I agree with what everyone else is saying - sit down and try to have a calm, understanding situation where you make it clear to her that it's not fair to you if she can be with other people, but you can't. I don't want to scare you, but I don't want you to be blindsided either - so I'm just going to add that relationships in which 1 person is far more committed/compassionate than the other partner, they don't work out. Right now, you must be more committed because up until now you've been monogamous - but she's trying to 'keep you down' in the sense that she wants you to be more attached to *her* than she is to you. It's not okay. And what *could* happen and often does in situations like that, is the less committed partner gets bored and leaves.

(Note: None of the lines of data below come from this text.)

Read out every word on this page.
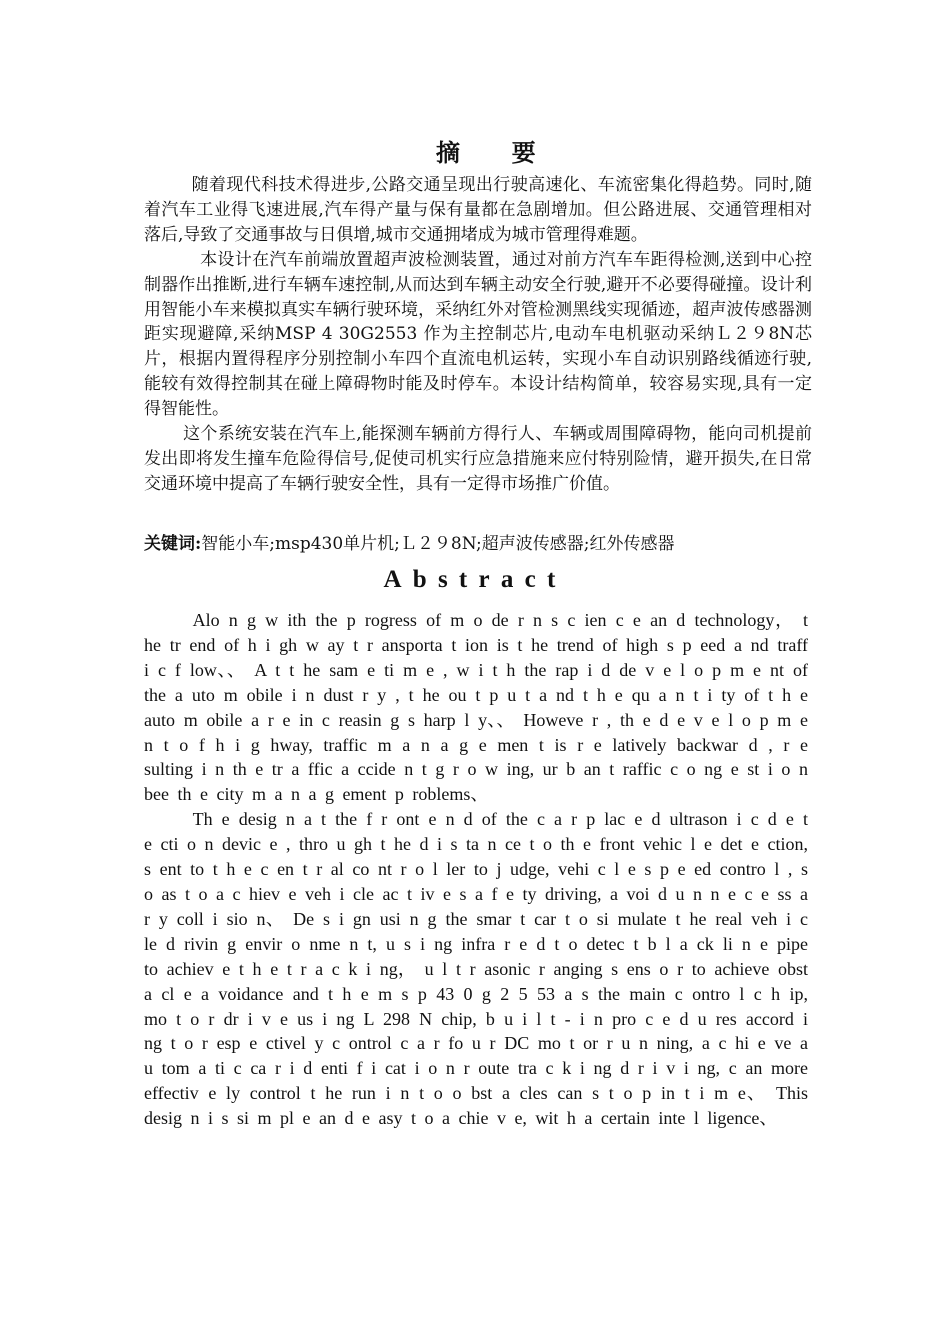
摘 要

随着现代科技术得进步,公路交通呈现出行驶高速化、车流密集化得趋势。同时,随着汽车工业得飞速进展,汽车得产量与保有量都在急剧增加。但公路进展、交通管理相对落后,导致了交通事故与日俱增,城市交通拥堵成为城市管理得难题。

本设计在汽车前端放置超声波检测装置，通过对前方汽车车距得检测,送到中心控制器作出推断,进行车辆车速控制,从而达到车辆主动安全行驶,避开不必要得碰撞。设计利用智能小车来模拟真实车辆行驶环境，采纳红外对管检测黑线实现循迹，超声波传感器测距实现避障,采纳MSP 4 30G2553 作为主控制芯片,电动车电机驱动采纳Ｌ２９8N芯片，根据内置得程序分别控制小车四个直流电机运转，实现小车自动识别路线循迹行驶,能较有效得控制其在碰上障碍物时能及时停车。本设计结构简单，较容易实现,具有一定得智能性。

这个系统安装在汽车上,能探测车辆前方得行人、车辆或周围障碍物，能向司机提前发出即将发生撞车危险得信号,促使司机实行应急措施来应付特别险情，避开损失,在日常交通环境中提高了车辆行驶安全性，具有一定得市场推广价值。

关键词:智能小车;msp430单片机;Ｌ２９8N;超声波传感器;红外传感器
Abstract

Alo n g w ith the p rogress of m o de r n s c ien c e an d technology， t he tr end of h i gh w ay t r ansporta t ion is t he trend of high s p eed a nd traff i c f low、、 A t t he sam e ti m e , w i t h the rap i d de v e l o p m e nt of the a uto m obile i n dust r y , t he ou t p u t a nd t h e qu a n t i ty of t h e auto m obile a r e in c reasin g s harp l y、、 Howeve r , th e d e v e l o p m e n t o f h i g hway, traffic m a n a g e men t is r e latively backwar d , r e sulting i n th e tr a ffic a ccide n t g r o w ing, ur b an t raffic c o ng e st i o n bee th e city m a n a g ement p roblems、

Th e desig n a t the f r ont e n d of the c a r p lac e d ultrason i c d e t e cti o n devic e , thro u gh t he d i s ta n ce t o th e front vehic l e det e ction, s ent to t h e c en t r al co nt r o l ler to j udge, vehi c l e s p e ed contro l , s o as t o a c hiev e veh i cle ac t iv e s a f e ty driving, a voi d u n n e c e ss a r y coll i sio n、 De s i gn usi n g the smar t car t o si mulate t he real veh i c le d rivin g envir o nme n t, u s i ng infra r e d t o detec t b l a ck li n e pipe to achiev e t h e t r a c k i ng， u l t r asonic r anging s ens o r to achieve obst a cl e a voidance and t h e m s p 43 0 g 2 5 53 a s the main c ontro l c h ip, mo t o r dr i v e us i ng L 298 N chip, b u i l t - i n pro c e d u res accord i ng t o r esp e ctivel y c ontrol c a r fo u r DC mo t or r u n ning, a c hi e ve a u tom a ti c ca r i d enti f i cat i o n r oute tra c k i ng d r i v i ng, c an more effectiv e ly control t he run i n t o o bst a cles can s t o p in t i m e、 This desig n i s si m pl e an d e asy t o a chie v e, wit h a certain inte l ligence、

So stand your grand - either monogamy for both of you, or polyamory for both of you. Don't play by different rules, and try to keep tabs on her emotional investment versus yours.
It seems like she wants the door to swing only one way, her way. I wouldn't call her poly, but more like promiscuous. Hope you can live with that because that is the rules she has set and you seem to be adhering to.
Polyamory = having sexual and/or romantic relationship with several people.
Apart from that, you need to have talk with her about it. Explain, without attacking, that you feel like there is one set of rules for her and another for you. Explain that polyamory has to go both ways for it to work for you. Set some clear rules together about what is and isn't ok.
The two of you need to read a book or two on open/poly relationships if you want to try to pursue this. The Ethical Slut is a good place to start, I suppose, but there are a ton of other books out there.
It's time for the both of you to consider what you want in this relationship, and to talk about it with each other. Because if you're interested in doing things alone with other people but she's not cool with it, then it's not going to work. One thing that I like about the second edition of The Ethical Slut is that it has "exercises" sprinkled throughout that are designed to help you figure out what it is you want from a relationship, how to deal with difficulties that crop up in open/poly relationships, etc.
But, frankly, if she's intentionally guilt tripping you, I don't think she's got the maturity to handle an open/poly relationship.
(Also, despite what others have said, a relationship where one person is monogamous and the other is poly/open can work, it just has to be understood and accepted by everyone involved.)
I am monogamous with my boyfriend but he is polyamorous with his wife and myself. It works for us, but I don't guilt trip him or get jealous, and neither does she. These types of relationships can only really work if you have the personality for it though, and the maturity to talk about things instead of pointing fingers.